Lucky Core Industries (LCI) held its corporate briefing session to discuss its 1HFY26 financial results.

  • The Company’s 1HFY26 PAT stood at PKR 4.84bn (EPS: PKR 10.5), down 23% YoY, primarily due to weak soda ash and polyester performance, lower investment income amid falling interest rates, and the bargain purchase gain recognised in the prior year on the Pfizer acquisition. Stand-alone revenue fell 9% YoY, EBIT declined 17% YoY to PKR 7.74bn, while consolidated earnings stood at PKR 4.6bn, down 28% YoY. The company maintained its 50% payout, declaring PKR 5.25/share.
  • Soda ash segment operating profit declined 21% YoY (exports declined 63% YoY), amid weak export prices and competition from China and Turkey. Overall volumes fell, though local volumes grew 10% YoY, with average realised price at PKR 88,000/ton. Import share has risen to around 10% of the market (from 4–5% historically), with global prices at USD 180–190/ton. Recently, NTC implied anti-dumping duties on countries like Turkey (3.5-5%) and Kenya (12.5%). The soda ash plant is operating at 75% utilization, runs primarily on coal (98–99%), and the 200k TPA expansion remains in design phase, to be executed upon demand recovery.
  • Polyester segment operating profit plunged 79% YoY, due to cheaper imports and weak demand, with sales volumes down 15% YoY. Market size stands at 520k tons, with import penetration rising from 20% two years ago to 38% last year, and expected to exceed 45% this year, keeping margins under pressure. Operations use a gas-heavy fuel mix (50% natural gas, 50% RLNG), where the rate of Natural Gas is PKR 2,300 per MMBTU and RLNG is PKR 11 per MMBTU, while production is electricity-intensive at 0.5 kWh/kg.

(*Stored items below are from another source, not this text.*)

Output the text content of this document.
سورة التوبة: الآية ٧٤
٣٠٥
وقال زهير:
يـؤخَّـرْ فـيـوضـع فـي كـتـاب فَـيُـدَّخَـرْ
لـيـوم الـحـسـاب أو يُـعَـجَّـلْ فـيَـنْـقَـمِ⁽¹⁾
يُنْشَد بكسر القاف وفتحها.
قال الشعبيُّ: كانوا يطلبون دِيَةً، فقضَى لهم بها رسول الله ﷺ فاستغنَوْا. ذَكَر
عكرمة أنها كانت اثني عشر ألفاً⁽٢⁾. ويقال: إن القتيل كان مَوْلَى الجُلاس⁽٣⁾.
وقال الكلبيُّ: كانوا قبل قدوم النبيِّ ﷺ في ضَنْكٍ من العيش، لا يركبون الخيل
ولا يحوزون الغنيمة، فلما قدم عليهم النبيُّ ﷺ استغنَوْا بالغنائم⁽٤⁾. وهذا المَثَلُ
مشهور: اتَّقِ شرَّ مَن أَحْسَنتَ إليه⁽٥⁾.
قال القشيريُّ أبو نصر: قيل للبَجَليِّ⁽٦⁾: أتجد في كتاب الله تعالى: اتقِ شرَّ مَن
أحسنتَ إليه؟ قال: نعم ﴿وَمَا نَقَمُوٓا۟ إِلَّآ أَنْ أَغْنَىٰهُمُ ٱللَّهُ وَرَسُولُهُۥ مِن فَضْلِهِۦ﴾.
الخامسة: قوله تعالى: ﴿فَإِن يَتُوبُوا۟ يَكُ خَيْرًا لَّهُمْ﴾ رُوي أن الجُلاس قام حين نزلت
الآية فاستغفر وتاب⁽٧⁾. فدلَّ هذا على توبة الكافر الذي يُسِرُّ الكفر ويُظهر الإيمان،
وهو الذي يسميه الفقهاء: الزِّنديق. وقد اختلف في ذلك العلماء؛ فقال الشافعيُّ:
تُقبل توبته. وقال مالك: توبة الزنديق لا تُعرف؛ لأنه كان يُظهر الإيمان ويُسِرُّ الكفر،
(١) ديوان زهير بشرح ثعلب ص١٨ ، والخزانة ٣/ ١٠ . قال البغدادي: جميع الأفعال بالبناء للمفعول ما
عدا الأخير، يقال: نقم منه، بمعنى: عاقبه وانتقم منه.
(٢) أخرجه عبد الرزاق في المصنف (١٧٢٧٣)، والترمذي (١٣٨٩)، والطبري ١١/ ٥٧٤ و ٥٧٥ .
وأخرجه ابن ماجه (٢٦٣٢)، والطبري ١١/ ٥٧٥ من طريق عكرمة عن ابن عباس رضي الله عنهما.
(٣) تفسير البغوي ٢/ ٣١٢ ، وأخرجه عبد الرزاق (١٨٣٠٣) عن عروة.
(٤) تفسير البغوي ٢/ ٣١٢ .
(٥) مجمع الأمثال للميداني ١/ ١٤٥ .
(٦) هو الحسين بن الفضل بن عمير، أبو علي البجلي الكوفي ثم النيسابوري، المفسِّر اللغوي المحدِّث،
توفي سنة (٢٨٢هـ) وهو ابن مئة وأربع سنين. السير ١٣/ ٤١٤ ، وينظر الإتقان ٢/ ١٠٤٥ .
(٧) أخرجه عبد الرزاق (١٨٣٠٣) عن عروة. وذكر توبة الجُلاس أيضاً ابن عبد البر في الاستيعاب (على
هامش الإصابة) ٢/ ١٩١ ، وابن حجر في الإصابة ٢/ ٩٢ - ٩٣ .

  • Pharmaceuticals remained the key growth driver, with revenue up 10% YoY and operating profit up 17% YoY, supported by 8–15% price increases and improved margins (43%). Volume growth was modest at 2%, affected by weaker Afghanistan exports and tender timing. The Pfizer portfolio contributed PKR 4.5bn in 1HFY26 (vs. PKR 3.2bn last year), with plant utilization above ~60% and ample capacity for growth. Management expects 10–12% normalized growth, while Morinaga volumes have also improved following local manufacturing. The management also communicated that 65% of the pharma portfolio is non-essential, whereas 35% is essential.
  • Animal health operating profit increased 16% YoY, driven by livestock demand and seasonal factors. A ~PKR 800mn greenfield veterinary facility is expected to come online by end-FY26, with projected 35–40% gross margins.
  • Chemicals & agri operating profit declined 21% YoY, due to disrupted crop cycles and weaker agri demand, though chemicals and masterbatch volumes recorded modest growth.
  • Management expects near-term pressure in soda ash and polyester amid global oversupply, while pharma and animal health remain growth drivers. Afghanistan-related export disruptions are expected to normalize over time, with alternative markets being explored.